Tapi tenang, jika mengacu pada keterangan Groeneveldt tentang kekeliruan bangsa Tiongkok mengidentifikasi Jawa sebagai “ka-ling”, jangan-jangan, “ka-ling’ yang dimaksud adalah berbagai kerajaan di Pulau Jawa.

Bisa jadi, ka-ling di tahun 435 adalah kerajaan Purnawarman, ka-ling di abad 7 adalah kerajaan Shi-ma, dan ka-ling dari tahun 766 hingga 873 adalah Kerajaan Medang. Pokoknya semua yang dari Jawa disebut Ka-ling!
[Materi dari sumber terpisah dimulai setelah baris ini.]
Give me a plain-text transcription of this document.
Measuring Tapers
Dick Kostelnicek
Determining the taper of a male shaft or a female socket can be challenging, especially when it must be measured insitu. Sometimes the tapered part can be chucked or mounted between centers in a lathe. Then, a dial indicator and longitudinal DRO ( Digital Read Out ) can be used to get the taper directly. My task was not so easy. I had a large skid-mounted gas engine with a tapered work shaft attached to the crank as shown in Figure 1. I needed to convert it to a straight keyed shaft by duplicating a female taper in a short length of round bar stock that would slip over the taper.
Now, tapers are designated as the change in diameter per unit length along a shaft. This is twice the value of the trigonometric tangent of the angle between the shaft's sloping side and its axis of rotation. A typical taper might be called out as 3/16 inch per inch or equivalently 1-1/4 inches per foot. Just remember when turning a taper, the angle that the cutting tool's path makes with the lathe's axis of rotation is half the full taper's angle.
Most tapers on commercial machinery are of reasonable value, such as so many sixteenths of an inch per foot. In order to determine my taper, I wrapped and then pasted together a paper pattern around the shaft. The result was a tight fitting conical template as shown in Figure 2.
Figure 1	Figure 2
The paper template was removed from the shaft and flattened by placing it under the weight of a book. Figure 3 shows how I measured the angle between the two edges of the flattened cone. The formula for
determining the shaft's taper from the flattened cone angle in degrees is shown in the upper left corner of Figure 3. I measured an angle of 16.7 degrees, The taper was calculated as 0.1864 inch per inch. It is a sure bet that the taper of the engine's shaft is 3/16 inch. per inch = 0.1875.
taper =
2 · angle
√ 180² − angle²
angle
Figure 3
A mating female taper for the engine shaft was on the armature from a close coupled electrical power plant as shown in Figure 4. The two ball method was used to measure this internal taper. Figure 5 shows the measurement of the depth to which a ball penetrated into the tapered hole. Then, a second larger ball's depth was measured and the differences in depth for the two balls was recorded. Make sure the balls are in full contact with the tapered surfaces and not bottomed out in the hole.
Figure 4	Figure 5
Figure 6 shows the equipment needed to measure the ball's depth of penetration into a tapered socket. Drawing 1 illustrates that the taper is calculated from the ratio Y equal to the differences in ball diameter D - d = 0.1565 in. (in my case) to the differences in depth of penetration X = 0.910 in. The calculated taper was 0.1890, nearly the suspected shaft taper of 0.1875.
Setelah itu, memang gak ada utusan lagi ke Tiongkok karena Medang mengalami pergolakan usai kekuasaan Rakai Kayuwangi, dan Dinasti Tang pralaya.

Selanjutnya Tiongkok dipimpin Dinasti Song, dan hubungannya dengan Jawa dilanjutkan Medang periode Jawa Timur.

Prestasi Ratu Shima

Kerajaan Ratu Shi-ma memiliki kesejarahan yang penting karena berbagai prestasinya. Yang pertama, ia adalah… Mandala Tertua yang Tercatat di Nusantara. Tercatat ia dikelilingi 28 negara kecil yang mengakui kekuasaannya. Jelas ini mandala kemaharajaan, jauh sebelum Sanjaya mengungkap cakrah-mandala
dalam prasasti Gunung Wukir (732 M).

Prestasi keduanya adalah menjadi Catatan Penegakkan Hukum Tertua di Nusantara. Kita semua tahu, Maharani Shi-ma terkenal karena penegakan hukumnya. Ketika orang Arab meletakkan tas berisi emas dan gak sengaja tersentuh putra mahkota, sang maharani tak segan memvonis mati darah dagingnya sendiri.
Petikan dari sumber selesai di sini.